Many people with Parkinson's disease have swallowing difficulties (dysphagia) and problems with their speech. A speech and language therapist can often help you improve these problems by teaching speaking and swallowing exercises, or by providing assistive technology. Speech therapy and specifically LSVT may improve speech. Occupational therapy (OT) aims to promote health and quality of life by helping people with the disease to participate in as many of their daily living activities as possible. There have been few studies on the effectiveness of OT and their quality is poor, although there is some indication that it may improve motor skills and quality of life for the duration of the therapy [49-51].

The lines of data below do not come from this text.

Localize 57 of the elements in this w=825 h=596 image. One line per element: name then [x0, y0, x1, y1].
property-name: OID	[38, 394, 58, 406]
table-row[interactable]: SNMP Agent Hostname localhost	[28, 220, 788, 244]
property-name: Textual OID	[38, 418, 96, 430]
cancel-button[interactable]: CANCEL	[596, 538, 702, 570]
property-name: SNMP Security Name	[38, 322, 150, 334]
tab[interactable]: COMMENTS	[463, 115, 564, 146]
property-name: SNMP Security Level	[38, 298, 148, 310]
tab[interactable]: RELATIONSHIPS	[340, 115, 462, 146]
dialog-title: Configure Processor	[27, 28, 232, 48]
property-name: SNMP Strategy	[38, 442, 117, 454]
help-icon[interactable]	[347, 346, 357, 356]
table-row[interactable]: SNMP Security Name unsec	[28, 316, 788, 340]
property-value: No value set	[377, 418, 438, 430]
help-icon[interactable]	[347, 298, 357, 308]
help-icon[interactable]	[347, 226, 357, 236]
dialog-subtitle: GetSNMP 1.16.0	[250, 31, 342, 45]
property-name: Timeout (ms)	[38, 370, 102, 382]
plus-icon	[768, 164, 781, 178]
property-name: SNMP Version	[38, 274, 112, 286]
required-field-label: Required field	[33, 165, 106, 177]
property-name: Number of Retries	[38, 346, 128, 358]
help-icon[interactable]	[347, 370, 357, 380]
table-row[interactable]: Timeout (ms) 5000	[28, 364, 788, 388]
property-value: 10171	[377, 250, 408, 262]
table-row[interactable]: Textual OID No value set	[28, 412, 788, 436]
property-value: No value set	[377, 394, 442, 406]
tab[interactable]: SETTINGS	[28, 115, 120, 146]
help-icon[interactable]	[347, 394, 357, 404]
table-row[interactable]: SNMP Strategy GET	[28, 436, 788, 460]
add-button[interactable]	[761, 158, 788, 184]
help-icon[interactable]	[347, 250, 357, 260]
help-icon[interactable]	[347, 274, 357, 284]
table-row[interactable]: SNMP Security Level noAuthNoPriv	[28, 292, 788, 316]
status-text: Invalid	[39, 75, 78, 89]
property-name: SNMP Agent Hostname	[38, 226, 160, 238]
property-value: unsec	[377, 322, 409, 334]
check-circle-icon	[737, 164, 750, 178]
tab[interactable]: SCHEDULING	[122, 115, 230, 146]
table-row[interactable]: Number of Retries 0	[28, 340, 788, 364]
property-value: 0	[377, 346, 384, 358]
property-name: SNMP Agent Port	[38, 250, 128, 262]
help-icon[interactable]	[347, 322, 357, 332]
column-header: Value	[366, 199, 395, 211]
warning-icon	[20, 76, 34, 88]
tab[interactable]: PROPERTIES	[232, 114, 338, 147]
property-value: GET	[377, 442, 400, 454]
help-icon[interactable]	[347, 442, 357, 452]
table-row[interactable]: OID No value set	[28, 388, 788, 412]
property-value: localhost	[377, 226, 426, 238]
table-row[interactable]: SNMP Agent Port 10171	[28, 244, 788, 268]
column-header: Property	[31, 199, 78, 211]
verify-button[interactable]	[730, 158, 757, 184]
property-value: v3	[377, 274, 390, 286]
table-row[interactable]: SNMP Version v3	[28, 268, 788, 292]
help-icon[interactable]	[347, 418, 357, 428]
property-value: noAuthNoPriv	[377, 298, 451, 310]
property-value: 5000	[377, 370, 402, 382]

For some people with Parkinson's disease, making dietary changes can help improve some symptoms. These changes can include: increasing the amount of fibre in the diet and drinking enough fluid to reduce constipation, increasing the amount of salt in your diet and eating small, frequent meals to avoid problems with low blood pressure, such as dizziness. While there is currently no proof that any specific dietary factor is beneficial, a normal, healthy diet can promote overall well-being for people with PD just as it would for anyone else. Eating a fiber-rich diet and drinking plenty of fluids also can help alleviate constipation. A high protein diet, however, may limit levodopa’s absorption, highlighting the importance of the timing of medications.